Metabolic syndrome, defined as a cluster of metabolic risk factors occur together in human body, is identified as a risk factor for breast cancer [8, 10-12]. Our study shows that the prevalence of metabolic syndrome was 32.6% in breast cancer and 18.2% in control population. Meanwhile, more metabolic syndrome components were present in breast cancer compared to control population. Although more metabolic syndrome and its components were present in breast cancer patients, many control population had metabolic syndrome and its components, especially those who were obese or preobese, they are of great risk of future cardiovascular disease.
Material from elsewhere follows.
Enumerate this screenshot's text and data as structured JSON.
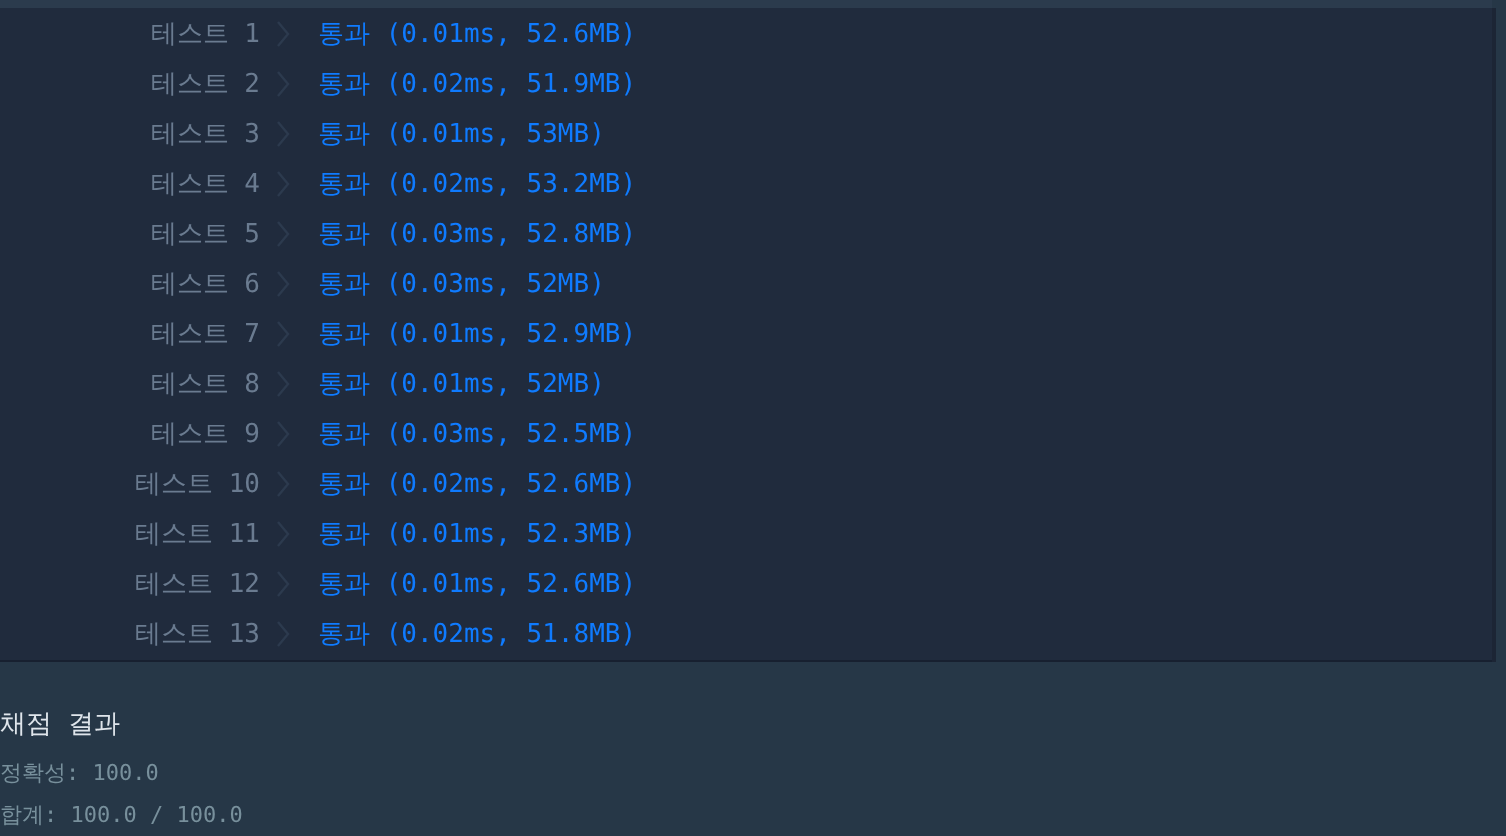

There are several reasons explaining the high prevalence of metabolic syndrome and its components. Above all, people have less physical activity due to the modern life pace has changed. Besides, dietary intake has changed a lot because of the economy has developed, more fat and calorie are taken, thus more people become overweight. Thus, it is suggested that the lifestyle behaviors modification would result in a decrease in metabolic syndrome and its components [34-36], however, a lifestyle with low-fat, low-calorie, appropriate intensity exercise and weight control would be good for decreasing in metabolic syndrome and its components [34].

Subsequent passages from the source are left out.